Nahrungsergänzungsmittel – Fluch oder Segen?

Ernährungspräperate

 

Aktuelle Studien belegen, dass Nahrungsergänzungsmittel und Präparate durchaus wirksam sind und Sinn für bestimmte Zielgruppen machen.

Schnell hört man den ein oder anderen Kritiker sagen: „Früher gab es das doch auch nicht!“  – das stimmt zwar, es stimmt jedoch nicht, dass es früher niemand gebraucht hätte.

 

Eine Unterversorgung an Nährstoffen und Mangelernährung existieren nicht erst in unserer modernen Zeit. Die Entwicklung von Nahrungsergänzungsmittel ist nur die Folge dieses Problems, welches die Menschheit schon lange begleitet.  So ernährten sich beispielsweise im Mittelalter die einfachen Bauern fast nur mit Getreidebrei, während die adelige Bevölkerung gerne fettes Fleisch aß und Alkohol trank. In beiden Fällen eine einseitige Ernährung, welche zu schweren Erkrankungen führte. Anders als damals haben wir modernen Menschen jedoch ein ausgeprägtes Wissen über den menschlichen Körper und auch viel mehr Möglichkeiten, einer einseitigen Ernährung entgegenzutreten. Nicht umsonst leben wir länger, sind fit und aktiv und leben schmerzfreier als je zuvor.

 

Auf dem Weg zum Nahrungsergänzungsmittel

Schon 2000 v.Chr. war die Krankheit Skorbut bekannt. Hierbei handelt es sich um Symptome, die auftreten, wenn über längere Zeit kein Vitamin C aufgenommen wird. Skorbut ist auch als Seefahrerkrankheit bekannt: Besonders Seefahrer hatten häufig mit dieser Mangelerscheinung zu kämpfen, da über viele Monate hinweg auf dem Meer keine frischen Lebensmittel verfügbar waren. Die Ernährung von Seefahrern bestand demzufolge häufig bloß aus getrocknetem Fisch und Fleisch sowie Zwieback. Eine Lösung wurde schon damals gefunden:  Die Seefahrer schafften ihren Nährstoffausgleich mit Sauerkraut. Da diese lange haltbar und leicht zu lagern war konnten sie so gesund die Zeit bis zum nächsten Hafen überbrücken.

 

Sind Nahrungsergänzungsmittel tatsächlich notwendig?

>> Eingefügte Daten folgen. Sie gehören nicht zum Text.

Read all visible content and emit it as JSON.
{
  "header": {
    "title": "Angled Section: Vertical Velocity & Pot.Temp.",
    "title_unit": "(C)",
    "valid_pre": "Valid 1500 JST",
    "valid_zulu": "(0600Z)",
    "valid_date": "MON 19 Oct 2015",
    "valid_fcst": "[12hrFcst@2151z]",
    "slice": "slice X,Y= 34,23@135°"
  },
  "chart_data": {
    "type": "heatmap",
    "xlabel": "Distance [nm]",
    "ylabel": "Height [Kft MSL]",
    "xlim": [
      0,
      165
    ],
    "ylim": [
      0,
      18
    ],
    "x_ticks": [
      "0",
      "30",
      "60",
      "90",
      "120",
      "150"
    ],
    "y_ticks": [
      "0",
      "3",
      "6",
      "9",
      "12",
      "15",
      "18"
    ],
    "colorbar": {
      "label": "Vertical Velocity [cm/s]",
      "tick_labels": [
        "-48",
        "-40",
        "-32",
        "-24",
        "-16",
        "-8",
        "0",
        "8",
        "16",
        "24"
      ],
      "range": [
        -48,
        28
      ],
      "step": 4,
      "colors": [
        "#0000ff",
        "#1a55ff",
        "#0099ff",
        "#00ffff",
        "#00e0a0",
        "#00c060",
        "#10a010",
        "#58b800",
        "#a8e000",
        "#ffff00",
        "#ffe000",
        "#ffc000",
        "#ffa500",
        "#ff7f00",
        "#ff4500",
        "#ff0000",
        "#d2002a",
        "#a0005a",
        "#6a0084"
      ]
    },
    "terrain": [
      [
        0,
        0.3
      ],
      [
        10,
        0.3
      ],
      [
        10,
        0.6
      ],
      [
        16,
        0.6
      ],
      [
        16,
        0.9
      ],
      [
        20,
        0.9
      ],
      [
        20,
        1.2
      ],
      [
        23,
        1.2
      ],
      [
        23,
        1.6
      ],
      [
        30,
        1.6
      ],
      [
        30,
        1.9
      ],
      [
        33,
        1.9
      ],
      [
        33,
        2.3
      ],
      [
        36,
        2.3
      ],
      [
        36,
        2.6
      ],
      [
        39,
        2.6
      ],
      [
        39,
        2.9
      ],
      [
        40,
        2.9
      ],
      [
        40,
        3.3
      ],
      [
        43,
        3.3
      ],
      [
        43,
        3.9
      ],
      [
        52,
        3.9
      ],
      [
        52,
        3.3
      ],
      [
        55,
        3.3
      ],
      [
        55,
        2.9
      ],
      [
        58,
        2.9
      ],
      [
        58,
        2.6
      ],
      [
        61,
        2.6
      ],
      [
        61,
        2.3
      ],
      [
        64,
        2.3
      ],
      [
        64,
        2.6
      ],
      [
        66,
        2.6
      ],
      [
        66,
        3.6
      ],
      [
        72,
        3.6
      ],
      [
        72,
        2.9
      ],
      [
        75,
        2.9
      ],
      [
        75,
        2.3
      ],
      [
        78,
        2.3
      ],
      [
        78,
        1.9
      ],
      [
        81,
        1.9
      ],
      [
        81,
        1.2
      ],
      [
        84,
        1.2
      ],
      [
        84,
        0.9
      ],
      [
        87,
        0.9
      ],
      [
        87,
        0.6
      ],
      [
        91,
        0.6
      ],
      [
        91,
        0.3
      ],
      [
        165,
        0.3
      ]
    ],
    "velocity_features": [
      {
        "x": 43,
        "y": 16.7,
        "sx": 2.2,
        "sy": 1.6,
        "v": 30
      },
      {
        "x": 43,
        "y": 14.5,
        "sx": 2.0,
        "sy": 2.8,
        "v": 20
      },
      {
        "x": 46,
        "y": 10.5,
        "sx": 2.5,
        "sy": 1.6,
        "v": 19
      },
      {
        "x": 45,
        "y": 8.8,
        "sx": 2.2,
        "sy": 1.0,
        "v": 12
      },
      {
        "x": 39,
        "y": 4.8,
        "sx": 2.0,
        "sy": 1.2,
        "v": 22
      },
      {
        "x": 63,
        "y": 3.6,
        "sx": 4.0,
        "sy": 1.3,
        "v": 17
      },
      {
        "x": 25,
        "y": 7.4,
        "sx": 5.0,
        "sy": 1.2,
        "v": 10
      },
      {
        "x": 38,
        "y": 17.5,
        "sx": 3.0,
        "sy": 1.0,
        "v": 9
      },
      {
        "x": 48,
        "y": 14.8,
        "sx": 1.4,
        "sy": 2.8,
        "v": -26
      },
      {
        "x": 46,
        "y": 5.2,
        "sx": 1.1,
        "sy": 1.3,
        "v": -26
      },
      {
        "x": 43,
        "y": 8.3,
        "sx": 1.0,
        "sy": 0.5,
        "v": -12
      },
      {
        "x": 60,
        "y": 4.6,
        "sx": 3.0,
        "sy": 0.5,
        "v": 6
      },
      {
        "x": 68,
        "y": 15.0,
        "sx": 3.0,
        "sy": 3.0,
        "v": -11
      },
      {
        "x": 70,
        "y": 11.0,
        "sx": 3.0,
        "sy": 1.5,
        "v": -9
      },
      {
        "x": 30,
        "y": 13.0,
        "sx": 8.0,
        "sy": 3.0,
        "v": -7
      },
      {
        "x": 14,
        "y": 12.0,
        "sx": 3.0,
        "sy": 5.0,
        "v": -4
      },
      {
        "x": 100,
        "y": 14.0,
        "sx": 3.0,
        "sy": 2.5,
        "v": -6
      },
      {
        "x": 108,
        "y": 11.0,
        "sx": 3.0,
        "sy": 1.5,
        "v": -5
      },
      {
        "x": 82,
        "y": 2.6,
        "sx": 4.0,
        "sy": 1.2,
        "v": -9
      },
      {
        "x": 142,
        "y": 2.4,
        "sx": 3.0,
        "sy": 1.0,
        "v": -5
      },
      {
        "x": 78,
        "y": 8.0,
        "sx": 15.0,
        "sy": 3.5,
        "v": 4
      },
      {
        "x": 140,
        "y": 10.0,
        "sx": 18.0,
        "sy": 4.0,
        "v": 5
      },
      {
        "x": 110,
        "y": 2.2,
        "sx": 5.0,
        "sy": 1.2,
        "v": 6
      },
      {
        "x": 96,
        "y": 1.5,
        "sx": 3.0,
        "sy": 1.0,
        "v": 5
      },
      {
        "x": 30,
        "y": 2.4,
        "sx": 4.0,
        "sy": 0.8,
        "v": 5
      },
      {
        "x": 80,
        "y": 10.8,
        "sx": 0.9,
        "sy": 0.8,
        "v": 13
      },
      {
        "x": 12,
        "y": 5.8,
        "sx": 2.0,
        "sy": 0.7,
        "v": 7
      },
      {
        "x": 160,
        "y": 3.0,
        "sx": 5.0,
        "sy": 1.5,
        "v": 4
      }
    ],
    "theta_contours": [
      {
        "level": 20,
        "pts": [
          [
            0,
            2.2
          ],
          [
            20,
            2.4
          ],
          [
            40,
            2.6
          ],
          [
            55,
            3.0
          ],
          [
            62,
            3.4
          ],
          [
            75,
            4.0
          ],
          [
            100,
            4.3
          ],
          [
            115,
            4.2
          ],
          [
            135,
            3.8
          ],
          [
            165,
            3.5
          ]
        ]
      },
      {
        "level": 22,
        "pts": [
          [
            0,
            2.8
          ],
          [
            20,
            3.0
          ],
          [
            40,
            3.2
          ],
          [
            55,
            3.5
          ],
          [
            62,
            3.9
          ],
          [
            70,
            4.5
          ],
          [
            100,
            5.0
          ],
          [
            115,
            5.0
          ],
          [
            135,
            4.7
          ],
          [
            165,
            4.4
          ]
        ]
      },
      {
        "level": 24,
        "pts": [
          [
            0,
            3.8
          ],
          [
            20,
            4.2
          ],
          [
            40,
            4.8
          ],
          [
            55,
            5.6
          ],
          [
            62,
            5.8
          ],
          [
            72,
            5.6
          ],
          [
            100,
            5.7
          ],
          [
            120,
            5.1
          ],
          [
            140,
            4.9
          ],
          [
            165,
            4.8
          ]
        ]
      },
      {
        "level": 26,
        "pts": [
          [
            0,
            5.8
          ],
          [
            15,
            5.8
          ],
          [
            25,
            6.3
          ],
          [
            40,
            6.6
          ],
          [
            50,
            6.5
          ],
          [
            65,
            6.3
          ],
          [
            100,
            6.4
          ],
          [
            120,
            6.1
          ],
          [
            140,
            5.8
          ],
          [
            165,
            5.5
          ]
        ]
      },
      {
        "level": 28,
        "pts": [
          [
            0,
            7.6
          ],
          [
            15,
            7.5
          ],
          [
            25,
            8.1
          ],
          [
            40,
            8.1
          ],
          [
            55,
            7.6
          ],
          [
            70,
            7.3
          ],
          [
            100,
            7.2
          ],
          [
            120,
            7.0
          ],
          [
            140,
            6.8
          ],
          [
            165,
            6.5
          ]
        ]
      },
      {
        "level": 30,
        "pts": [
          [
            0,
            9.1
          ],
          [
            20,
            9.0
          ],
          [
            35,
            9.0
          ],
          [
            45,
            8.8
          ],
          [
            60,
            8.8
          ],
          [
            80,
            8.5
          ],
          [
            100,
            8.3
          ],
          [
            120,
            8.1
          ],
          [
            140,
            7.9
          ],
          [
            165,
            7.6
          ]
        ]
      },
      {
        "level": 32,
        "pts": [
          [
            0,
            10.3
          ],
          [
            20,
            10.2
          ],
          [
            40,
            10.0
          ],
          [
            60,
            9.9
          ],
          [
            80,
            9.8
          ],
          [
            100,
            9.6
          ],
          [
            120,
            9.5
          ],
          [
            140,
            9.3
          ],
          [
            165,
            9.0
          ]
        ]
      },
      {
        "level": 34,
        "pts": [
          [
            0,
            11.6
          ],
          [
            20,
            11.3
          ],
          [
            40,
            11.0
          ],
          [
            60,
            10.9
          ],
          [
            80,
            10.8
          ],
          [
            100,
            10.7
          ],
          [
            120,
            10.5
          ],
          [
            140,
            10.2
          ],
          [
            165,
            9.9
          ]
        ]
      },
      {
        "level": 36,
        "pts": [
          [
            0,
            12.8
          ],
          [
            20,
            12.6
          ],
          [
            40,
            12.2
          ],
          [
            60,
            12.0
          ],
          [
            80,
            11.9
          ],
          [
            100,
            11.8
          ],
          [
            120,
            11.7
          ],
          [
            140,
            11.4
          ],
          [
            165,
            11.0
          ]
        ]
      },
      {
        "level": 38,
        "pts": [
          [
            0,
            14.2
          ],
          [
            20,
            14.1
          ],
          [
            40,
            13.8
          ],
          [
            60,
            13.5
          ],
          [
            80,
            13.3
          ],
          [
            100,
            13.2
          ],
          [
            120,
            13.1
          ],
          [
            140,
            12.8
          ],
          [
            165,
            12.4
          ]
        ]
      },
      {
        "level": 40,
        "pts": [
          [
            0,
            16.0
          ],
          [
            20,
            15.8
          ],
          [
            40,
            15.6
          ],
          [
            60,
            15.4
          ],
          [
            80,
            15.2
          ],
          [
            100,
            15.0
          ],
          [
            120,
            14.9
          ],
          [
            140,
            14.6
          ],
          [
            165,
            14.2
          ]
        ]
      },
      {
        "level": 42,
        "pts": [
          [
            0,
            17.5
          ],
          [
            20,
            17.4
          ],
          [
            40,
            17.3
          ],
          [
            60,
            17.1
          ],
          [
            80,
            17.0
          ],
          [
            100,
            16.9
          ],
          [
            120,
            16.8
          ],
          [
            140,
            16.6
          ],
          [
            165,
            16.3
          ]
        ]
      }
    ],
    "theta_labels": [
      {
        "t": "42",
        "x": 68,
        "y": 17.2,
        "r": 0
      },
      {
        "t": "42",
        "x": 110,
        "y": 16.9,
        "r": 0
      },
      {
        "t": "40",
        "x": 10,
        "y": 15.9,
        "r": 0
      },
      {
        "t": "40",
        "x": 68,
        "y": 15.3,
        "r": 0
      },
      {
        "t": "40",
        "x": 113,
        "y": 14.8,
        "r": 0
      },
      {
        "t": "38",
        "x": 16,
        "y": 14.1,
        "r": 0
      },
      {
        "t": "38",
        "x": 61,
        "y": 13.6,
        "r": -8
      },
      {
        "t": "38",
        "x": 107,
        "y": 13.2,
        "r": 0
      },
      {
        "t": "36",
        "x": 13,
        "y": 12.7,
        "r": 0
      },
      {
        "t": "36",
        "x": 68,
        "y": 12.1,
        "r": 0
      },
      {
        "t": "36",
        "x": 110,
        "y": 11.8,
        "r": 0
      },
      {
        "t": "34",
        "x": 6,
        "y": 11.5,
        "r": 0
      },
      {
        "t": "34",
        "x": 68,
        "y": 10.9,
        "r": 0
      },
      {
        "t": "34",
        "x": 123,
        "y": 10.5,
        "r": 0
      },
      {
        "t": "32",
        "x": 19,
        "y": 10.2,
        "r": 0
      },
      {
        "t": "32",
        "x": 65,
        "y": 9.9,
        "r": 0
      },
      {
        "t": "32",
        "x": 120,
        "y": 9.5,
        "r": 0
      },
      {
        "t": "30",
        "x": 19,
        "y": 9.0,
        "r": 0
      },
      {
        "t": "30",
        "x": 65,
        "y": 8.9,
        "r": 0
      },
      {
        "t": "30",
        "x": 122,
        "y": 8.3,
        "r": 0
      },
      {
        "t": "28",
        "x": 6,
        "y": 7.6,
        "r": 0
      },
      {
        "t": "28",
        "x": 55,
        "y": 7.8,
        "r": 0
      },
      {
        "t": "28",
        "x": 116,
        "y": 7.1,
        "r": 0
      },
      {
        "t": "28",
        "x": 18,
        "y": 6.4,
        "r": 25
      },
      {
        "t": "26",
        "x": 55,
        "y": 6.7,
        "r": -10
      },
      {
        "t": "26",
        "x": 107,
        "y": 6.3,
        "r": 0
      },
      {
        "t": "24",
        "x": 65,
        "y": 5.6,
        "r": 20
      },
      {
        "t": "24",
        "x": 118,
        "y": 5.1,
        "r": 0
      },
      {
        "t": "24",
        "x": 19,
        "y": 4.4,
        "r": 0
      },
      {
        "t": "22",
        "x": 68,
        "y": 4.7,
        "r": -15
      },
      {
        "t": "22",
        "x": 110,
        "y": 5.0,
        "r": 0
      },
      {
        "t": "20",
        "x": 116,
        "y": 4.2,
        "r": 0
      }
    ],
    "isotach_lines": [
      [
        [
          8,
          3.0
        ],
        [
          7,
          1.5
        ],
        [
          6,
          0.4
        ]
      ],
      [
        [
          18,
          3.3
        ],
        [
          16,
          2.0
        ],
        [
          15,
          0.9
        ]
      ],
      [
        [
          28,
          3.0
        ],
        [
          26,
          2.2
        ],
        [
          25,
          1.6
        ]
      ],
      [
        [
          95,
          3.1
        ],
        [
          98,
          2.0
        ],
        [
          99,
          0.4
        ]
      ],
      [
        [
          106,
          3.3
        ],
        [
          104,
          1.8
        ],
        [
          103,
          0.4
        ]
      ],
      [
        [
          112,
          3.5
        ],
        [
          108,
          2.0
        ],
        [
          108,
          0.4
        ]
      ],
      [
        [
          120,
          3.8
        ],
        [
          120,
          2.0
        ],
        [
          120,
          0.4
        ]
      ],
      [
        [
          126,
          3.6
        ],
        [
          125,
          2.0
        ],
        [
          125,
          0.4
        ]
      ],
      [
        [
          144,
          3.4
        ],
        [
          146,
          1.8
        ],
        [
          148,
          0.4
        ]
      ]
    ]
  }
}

Nach der Geschichte aus dem Mittelalter lässt sich berechtigterweise argumentieren: Wir ernähren uns doch ohnehin vielseitiger als früher und haben von exotischen Früchten bis zu seltenem Fisch Zugang zu allen möglichen Nahrungsmitteln. Und das soll nicht ausreichen?
Leider ist dies nicht so einfach: In unserer modernen Welt und Wirtschaft ist es notwendig, dass viele frischen Lebensmittel bereits unreif geerntet werden. Dies hat zur Folge, dass sich viele Nährstoffe erst gar nicht ausbilden können – somit sitzt der Nährstoffmangel bereits in der Quelle, nämlich in unseren Lebensmitteln. Ebenso wichtig ist es, zu sehen, dass solche ergänzenden Präparate nicht alternativ zu einer Ernährung mit frischen, gesunden Lebensmitteln zu sehen sind – sie stellen lediglich einen unterstützenden Zusatz dar.  Wer also jeden Tag bloß Pizza oder Burger isst, wird auch mit Nahrungsergänzungsmitteln keine gesunde Ernährung hinbekommen.

 

Ergänzende Präparate sind nicht alle gleich.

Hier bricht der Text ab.